I think I have discovered a proof for the irrationality of $\sqrt{2}$, but I'm not sure

That's a correct proof, assuming that you've proved your "necessary condition". The proof of that necessary condition, however, may be just as complex as the more traditional proofs that $\sqrt{2}$ is irrational.

The "only one" part is easy, for if both small numbers are divisible by 4, then the large number is too, and it's not "in simplest form". The "one" part is less obvious (at least to me, at this moment, before I've had that first shot of caffeine).

This is an addition to John Hughes answer that proves the necessary condition. Since $a^2 + b^2 = c^2$, if $c$ is odd we have that at least one of $a, b$ must be even, and thus at least one of $a^2$, $b^2$ divisible by 4. That part is easy.

On the other hand if $c^2$ is even both $a$ and $b$ can be odd, and without ruling this possibility out for a primitive $(a, b, c)$ the proof is not complete. It should be obvious that if $a$, $b$ are both even the triplet wasn't primitive.

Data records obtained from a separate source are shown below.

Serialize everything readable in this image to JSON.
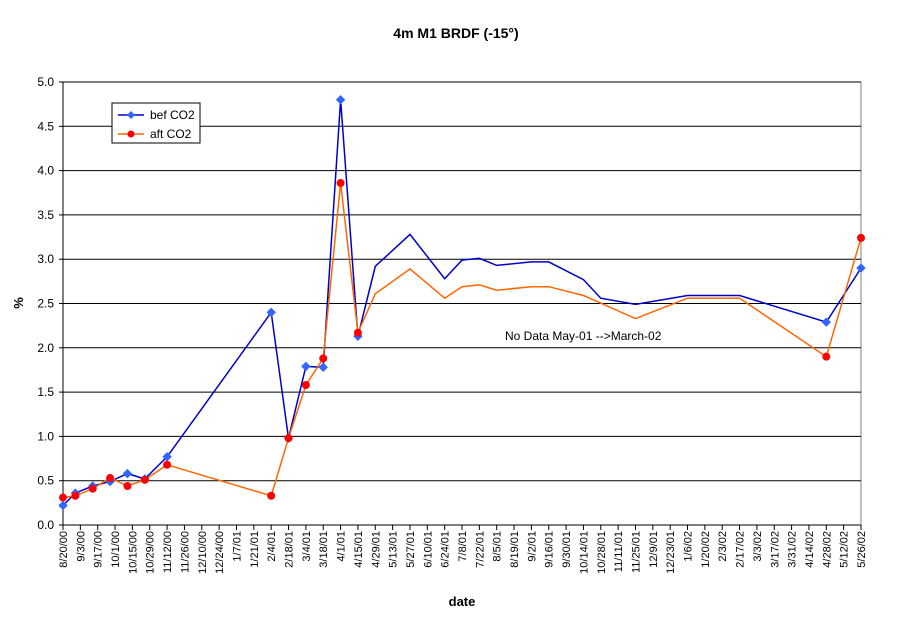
{
  "chart_data": {
    "type": "line",
    "title": "4m M1 BRDF (-15°)",
    "xlabel": "date",
    "ylabel": "%",
    "ylim": [
      0,
      5
    ],
    "yticks": [
      "0.0",
      "0.5",
      "1.0",
      "1.5",
      "2.0",
      "2.5",
      "3.0",
      "3.5",
      "4.0",
      "4.5",
      "5.0"
    ],
    "grid": "horizontal",
    "legend": "top-left",
    "xticks": [
      "8/20/00",
      "9/3/00",
      "9/17/00",
      "10/1/00",
      "10/15/00",
      "10/29/00",
      "11/12/00",
      "11/26/00",
      "12/10/00",
      "12/24/00",
      "1/7/01",
      "1/21/01",
      "2/4/01",
      "2/18/01",
      "3/4/01",
      "3/18/01",
      "4/1/01",
      "4/15/01",
      "4/29/01",
      "5/13/01",
      "5/27/01",
      "6/10/01",
      "6/24/01",
      "7/8/01",
      "7/22/01",
      "8/5/01",
      "8/19/01",
      "9/2/01",
      "9/16/01",
      "9/30/01",
      "10/14/01",
      "10/28/01",
      "11/11/01",
      "11/25/01",
      "12/9/01",
      "12/23/01",
      "1/6/02",
      "1/20/02",
      "2/3/02",
      "2/17/02",
      "3/3/02",
      "3/17/02",
      "3/31/02",
      "4/14/02",
      "4/28/02",
      "5/12/02",
      "5/26/02"
    ],
    "annotation": "No Data May-01 -->March-02",
    "series": [
      {
        "name": "bef CO2",
        "color": "#0000cc",
        "marker": "diamond",
        "marker_color": "#3366ff",
        "points": [
          [
            "8/20/00",
            0.22
          ],
          [
            "8/30/00",
            0.36
          ],
          [
            "9/13/00",
            0.44
          ],
          [
            "9/27/00",
            0.49
          ],
          [
            "10/11/00",
            0.58
          ],
          [
            "10/25/00",
            0.52
          ],
          [
            "11/12/00",
            0.77
          ],
          [
            "2/4/01",
            2.4
          ],
          [
            "2/18/01",
            0.98
          ],
          [
            "3/4/01",
            1.79
          ],
          [
            "3/18/01",
            1.78
          ],
          [
            "4/1/01",
            4.8
          ],
          [
            "4/15/01",
            2.13
          ],
          [
            "4/29/01",
            2.92
          ],
          [
            "5/27/01",
            3.28
          ],
          [
            "6/24/01",
            2.78
          ],
          [
            "7/8/01",
            2.99
          ],
          [
            "7/22/01",
            3.01
          ],
          [
            "8/5/01",
            2.93
          ],
          [
            "9/2/01",
            2.97
          ],
          [
            "9/16/01",
            2.97
          ],
          [
            "10/14/01",
            2.77
          ],
          [
            "10/28/01",
            2.56
          ],
          [
            "11/25/01",
            2.49
          ],
          [
            "1/6/02",
            2.59
          ],
          [
            "2/17/02",
            2.59
          ],
          [
            "4/28/02",
            2.29
          ],
          [
            "5/26/02",
            2.9
          ]
        ]
      },
      {
        "name": "aft CO2",
        "color": "#ff6600",
        "marker": "circle",
        "marker_color": "#ff0000",
        "points": [
          [
            "8/20/00",
            0.31
          ],
          [
            "8/30/00",
            0.33
          ],
          [
            "9/13/00",
            0.41
          ],
          [
            "9/27/00",
            0.53
          ],
          [
            "10/11/00",
            0.44
          ],
          [
            "10/25/00",
            0.51
          ],
          [
            "11/12/00",
            0.68
          ],
          [
            "2/4/01",
            0.33
          ],
          [
            "2/18/01",
            0.98
          ],
          [
            "3/4/01",
            1.58
          ],
          [
            "3/18/01",
            1.88
          ],
          [
            "4/1/01",
            3.86
          ],
          [
            "4/15/01",
            2.17
          ],
          [
            "4/29/01",
            2.61
          ],
          [
            "5/27/01",
            2.89
          ],
          [
            "6/24/01",
            2.56
          ],
          [
            "7/8/01",
            2.69
          ],
          [
            "7/22/01",
            2.71
          ],
          [
            "8/5/01",
            2.65
          ],
          [
            "9/2/01",
            2.69
          ],
          [
            "9/16/01",
            2.69
          ],
          [
            "10/14/01",
            2.59
          ],
          [
            "11/25/01",
            2.33
          ],
          [
            "1/6/02",
            2.56
          ],
          [
            "2/17/02",
            2.56
          ],
          [
            "4/28/02",
            1.9
          ],
          [
            "5/26/02",
            3.24
          ]
        ]
      }
    ],
    "marked_dates": [
      "8/20/00",
      "8/30/00",
      "9/13/00",
      "9/27/00",
      "10/11/00",
      "10/25/00",
      "11/12/00",
      "2/4/01",
      "2/18/01",
      "3/4/01",
      "3/18/01",
      "4/1/01",
      "4/15/01",
      "4/28/02",
      "5/26/02"
    ]
  }
}
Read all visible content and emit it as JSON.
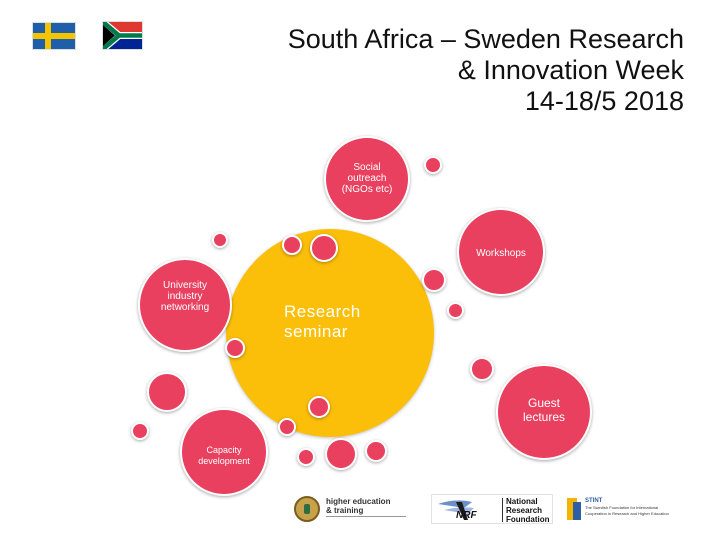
{
  "header": {
    "title_line1": "South Africa – Sweden Research",
    "title_line2": "& Innovation Week",
    "title_line3": "14-18/5 2018"
  },
  "colors": {
    "accent": "#e8405e",
    "center": "#fbbf0a"
  },
  "bubbles": {
    "center": "Research seminar",
    "social_1": "Social",
    "social_2": "outreach",
    "social_3": "(NGOs etc)",
    "workshops": "Workshops",
    "university_1": "University",
    "university_2": "industry",
    "university_3": "networking",
    "guest_1": "Guest",
    "guest_2": "lectures",
    "capacity_1": "Capacity",
    "capacity_2": "development"
  },
  "logos": {
    "dhet_line1": "higher education",
    "dhet_line2": "& training",
    "nrf_line1": "National",
    "nrf_line2": "Research",
    "nrf_line3": "Foundation",
    "nrf_mark": "NRF",
    "stint_name": "STINT",
    "stint_line1": "The Swedish Foundation for International",
    "stint_line2": "Cooperation in Research and Higher Education"
  }
}
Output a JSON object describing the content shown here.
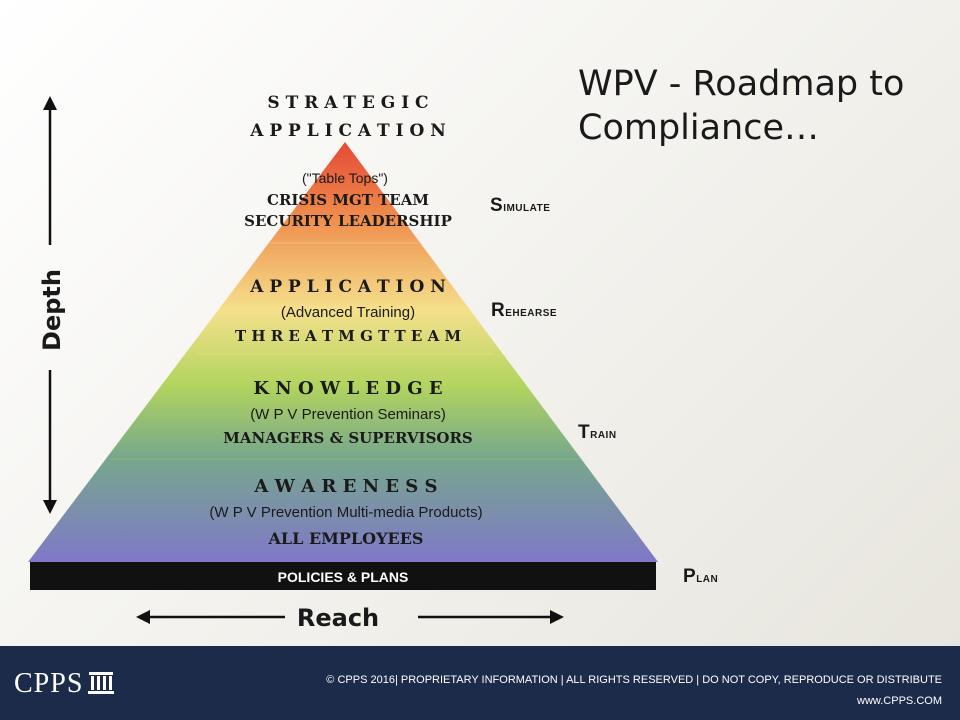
{
  "slide": {
    "title": "WPV - Roadmap to\nCompliance…"
  },
  "axes": {
    "vertical_label": "Depth",
    "horizontal_label": "Reach"
  },
  "pyramid": {
    "apex_title": [
      "S T R A T E G I C",
      "A P P L I C A T I O N"
    ],
    "tiers": [
      {
        "id": "strategic",
        "lines": [
          "(\"Table Tops\")",
          "CRISIS MGT TEAM",
          "SECURITY LEADERSHIP"
        ]
      },
      {
        "id": "application",
        "lines": [
          "A P P L I C A T I O N",
          "(Advanced Training)",
          "T H R E A T  M G T  T E A M"
        ]
      },
      {
        "id": "knowledge",
        "lines": [
          "K N O W L E D G E",
          "(W P V Prevention Seminars)",
          "MANAGERS & SUPERVISORS"
        ]
      },
      {
        "id": "awareness",
        "lines": [
          "A W A R E N E S S",
          "(W P V Prevention Multi-media Products)",
          "ALL EMPLOYEES"
        ]
      }
    ],
    "base": "POLICIES & PLANS"
  },
  "stages": [
    "Simulate",
    "Rehearse",
    "Train",
    "Plan"
  ],
  "footer": {
    "logo": "CPPS",
    "copyright": "© CPPS 2016| PROPRIETARY INFORMATION | ALL RIGHTS RESERVED | DO NOT COPY, REPRODUCE OR DISTRIBUTE",
    "website": "www.CPPS.COM"
  },
  "colors": {
    "pyramid_top": "#e5513a",
    "pyramid_orange": "#f0a04a",
    "pyramid_yellow": "#f3e58a",
    "pyramid_green": "#a9cf5a",
    "pyramid_teal": "#6a9a9a",
    "pyramid_bottom": "#7d77c4",
    "base_bar": "#111111",
    "footer_bg": "#1d2b4b"
  }
}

There is a way to complete your proof. Consider the equation $\bmod 4$, with $a, b$ both odd:

$$a^2 + b^2 \equiv c^2 \mod 4$$

Regardless if $a \equiv 1$ or $a\equiv 3 \mod 4$, since $3^2 \equiv 1 \mod 4$ we have:

$$1 + 1 \equiv c^2 \mod 4$$

But $c$ is even, thus

$$2 \equiv 0 \mod 4$$

which shows there are no solutions, thus $a, b$ can't both be odd with even $c$.